In effetti, a causa dell’assenza di un intervento legislativo, per il medico non sussiste l’obbligo di obbedire al testamento biologico depositato presso il Comune. “Ma questo non significa che non valga nulla”, precisa Marco Cappato, consigliere comunale a Milano per i Radicali e attivista dell’associazione Luca Coscioni. “In caso di contenzioso giudiziario, il testamento biologico può essere portato in giudizio per rafforzare la linea di seguire le volontà della persona”. E ancora, il documento può essere mostrato al medico curante per dimostrare a quali trattamenti sanitari il paziente avrebbe voluto essere sottoposto. “Se Eluana Englaro, invece di avere lasciato una testimonianza orale alla famiglia, avesse compilato un testamento biologico scritto e fosse andata a farlo autenticare in Comune, il processo non avrebbe avuto luogo”, aggiunge Cappato.
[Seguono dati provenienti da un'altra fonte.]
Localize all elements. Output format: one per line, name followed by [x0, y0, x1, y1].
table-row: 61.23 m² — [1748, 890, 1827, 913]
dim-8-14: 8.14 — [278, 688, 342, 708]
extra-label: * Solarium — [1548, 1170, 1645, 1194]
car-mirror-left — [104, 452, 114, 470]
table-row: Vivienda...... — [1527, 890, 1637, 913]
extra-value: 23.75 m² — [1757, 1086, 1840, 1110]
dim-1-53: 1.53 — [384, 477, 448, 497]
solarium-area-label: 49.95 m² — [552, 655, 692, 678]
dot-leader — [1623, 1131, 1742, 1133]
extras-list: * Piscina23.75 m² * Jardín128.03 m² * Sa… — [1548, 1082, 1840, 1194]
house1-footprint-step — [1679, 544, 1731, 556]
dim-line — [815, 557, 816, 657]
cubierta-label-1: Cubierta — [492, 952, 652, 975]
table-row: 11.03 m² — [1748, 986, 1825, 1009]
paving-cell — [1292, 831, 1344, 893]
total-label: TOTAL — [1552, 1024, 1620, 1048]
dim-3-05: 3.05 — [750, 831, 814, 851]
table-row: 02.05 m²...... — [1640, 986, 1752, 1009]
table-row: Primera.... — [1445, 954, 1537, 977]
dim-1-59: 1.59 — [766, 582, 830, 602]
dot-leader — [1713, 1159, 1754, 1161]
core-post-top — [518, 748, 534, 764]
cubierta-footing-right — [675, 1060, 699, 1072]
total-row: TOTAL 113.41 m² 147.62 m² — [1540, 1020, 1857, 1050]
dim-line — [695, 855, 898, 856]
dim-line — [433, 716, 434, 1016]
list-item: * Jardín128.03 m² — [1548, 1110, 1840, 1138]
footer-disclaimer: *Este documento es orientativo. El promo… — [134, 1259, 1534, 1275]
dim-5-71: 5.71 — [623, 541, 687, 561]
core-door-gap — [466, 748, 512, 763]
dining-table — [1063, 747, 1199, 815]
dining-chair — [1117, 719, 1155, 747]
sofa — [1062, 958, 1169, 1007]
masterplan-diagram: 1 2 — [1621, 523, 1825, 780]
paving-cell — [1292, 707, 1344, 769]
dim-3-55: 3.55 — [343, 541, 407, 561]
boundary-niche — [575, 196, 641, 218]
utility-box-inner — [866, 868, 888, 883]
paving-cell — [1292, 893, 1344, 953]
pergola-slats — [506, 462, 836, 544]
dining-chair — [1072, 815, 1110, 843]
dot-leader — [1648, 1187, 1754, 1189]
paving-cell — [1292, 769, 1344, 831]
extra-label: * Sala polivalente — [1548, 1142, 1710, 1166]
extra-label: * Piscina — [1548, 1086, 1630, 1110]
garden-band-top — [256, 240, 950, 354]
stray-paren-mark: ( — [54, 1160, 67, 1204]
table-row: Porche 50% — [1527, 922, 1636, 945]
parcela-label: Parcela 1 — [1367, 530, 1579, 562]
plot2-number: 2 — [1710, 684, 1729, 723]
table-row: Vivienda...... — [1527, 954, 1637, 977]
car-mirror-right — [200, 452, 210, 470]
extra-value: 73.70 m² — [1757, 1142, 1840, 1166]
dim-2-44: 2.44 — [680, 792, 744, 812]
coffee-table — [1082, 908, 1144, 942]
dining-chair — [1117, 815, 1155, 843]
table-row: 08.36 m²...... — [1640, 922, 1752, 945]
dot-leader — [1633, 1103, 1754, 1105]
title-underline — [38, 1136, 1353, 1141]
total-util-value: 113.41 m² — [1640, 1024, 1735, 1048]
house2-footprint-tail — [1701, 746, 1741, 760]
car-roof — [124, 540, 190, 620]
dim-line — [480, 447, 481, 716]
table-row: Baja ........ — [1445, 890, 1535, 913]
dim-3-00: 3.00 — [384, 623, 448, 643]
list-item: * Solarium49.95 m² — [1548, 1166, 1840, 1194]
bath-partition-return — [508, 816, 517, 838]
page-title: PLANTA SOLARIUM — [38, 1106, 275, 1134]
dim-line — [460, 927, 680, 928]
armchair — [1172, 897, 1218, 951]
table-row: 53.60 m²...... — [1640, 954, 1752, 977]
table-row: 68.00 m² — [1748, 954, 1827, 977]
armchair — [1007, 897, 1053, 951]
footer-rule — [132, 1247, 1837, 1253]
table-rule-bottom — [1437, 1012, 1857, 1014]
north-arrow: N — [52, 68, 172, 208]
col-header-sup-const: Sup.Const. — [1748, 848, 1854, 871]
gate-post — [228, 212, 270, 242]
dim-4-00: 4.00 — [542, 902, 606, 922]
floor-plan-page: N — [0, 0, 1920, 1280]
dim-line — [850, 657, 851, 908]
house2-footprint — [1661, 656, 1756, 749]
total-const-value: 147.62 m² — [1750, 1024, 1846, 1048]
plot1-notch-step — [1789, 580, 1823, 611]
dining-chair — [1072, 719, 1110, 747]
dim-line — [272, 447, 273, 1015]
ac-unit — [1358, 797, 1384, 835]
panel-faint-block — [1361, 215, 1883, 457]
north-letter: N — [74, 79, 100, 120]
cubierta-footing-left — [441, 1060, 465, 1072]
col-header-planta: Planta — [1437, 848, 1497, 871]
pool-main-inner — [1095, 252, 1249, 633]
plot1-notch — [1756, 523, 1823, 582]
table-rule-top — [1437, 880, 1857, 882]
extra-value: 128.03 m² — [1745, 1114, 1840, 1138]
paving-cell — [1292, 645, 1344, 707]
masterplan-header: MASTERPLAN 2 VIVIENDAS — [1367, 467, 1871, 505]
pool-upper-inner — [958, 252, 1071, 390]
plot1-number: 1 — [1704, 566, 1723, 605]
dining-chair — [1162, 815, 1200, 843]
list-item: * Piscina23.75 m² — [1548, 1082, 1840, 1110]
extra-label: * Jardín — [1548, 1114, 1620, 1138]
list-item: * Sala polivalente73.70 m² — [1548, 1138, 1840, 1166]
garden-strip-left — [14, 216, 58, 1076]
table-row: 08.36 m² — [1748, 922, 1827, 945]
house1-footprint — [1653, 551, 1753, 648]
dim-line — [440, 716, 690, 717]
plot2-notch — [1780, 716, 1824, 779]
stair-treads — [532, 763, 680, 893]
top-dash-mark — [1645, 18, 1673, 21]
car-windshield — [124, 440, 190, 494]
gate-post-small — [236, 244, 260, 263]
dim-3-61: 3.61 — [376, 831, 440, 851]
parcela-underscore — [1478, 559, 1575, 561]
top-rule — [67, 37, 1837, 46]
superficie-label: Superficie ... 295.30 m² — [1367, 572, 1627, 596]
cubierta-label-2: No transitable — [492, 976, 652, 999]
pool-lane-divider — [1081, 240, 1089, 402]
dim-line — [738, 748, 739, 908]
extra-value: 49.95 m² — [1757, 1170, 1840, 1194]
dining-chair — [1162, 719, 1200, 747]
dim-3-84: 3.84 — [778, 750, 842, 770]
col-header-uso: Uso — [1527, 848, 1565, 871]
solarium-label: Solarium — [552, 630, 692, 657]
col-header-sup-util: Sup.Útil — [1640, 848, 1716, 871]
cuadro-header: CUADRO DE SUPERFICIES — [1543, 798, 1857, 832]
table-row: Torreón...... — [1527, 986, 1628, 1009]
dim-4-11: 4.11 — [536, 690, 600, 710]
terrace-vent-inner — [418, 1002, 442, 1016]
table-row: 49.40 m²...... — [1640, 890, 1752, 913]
Ma i Comuni non sono gli unici a essersi mossi per colmare il vuoto legislativo. Tutta una serie di associazioni, dalla Fondazione Umberto Veronesi a “Il bruco e la farfalla”, hanno pubblicato sui loro siti i moduli per compilare il proprio testamento biologico, con tanto di consigli su come farlo autenticare. E c’è chi si è spinto più in là: l’associazione Luca Coscioni ha raccolto oltre mille dichiarazioni anticipate di trattamento. E in questa direzione si è mossa anche la religione. Non quella cattolica, come è facile intuire. La chiesa valdese di Milano, nel 2009, ha istituito uno sportello per la consulenza sul tema del fine vita e ha istituito un registro dei testamenti biologici. “L’iniziativa è nata sull’onda del caso Englaro, abbiamo compreso le ragioni della famiglia”, spiega Samuele Bernardini, presidente del concistoro di Milano. Più avanti, anche le chiese valdesi e metodiste di altre importanti città italiane, come Torino, Napoli, Venezia e Palermo, hanno seguito questa strada. “Solo a Milano abbiamo raccolto un migliaio di volontà, soprattutto da persone non valdesi. Il nostro servizio è aperto a tutti”.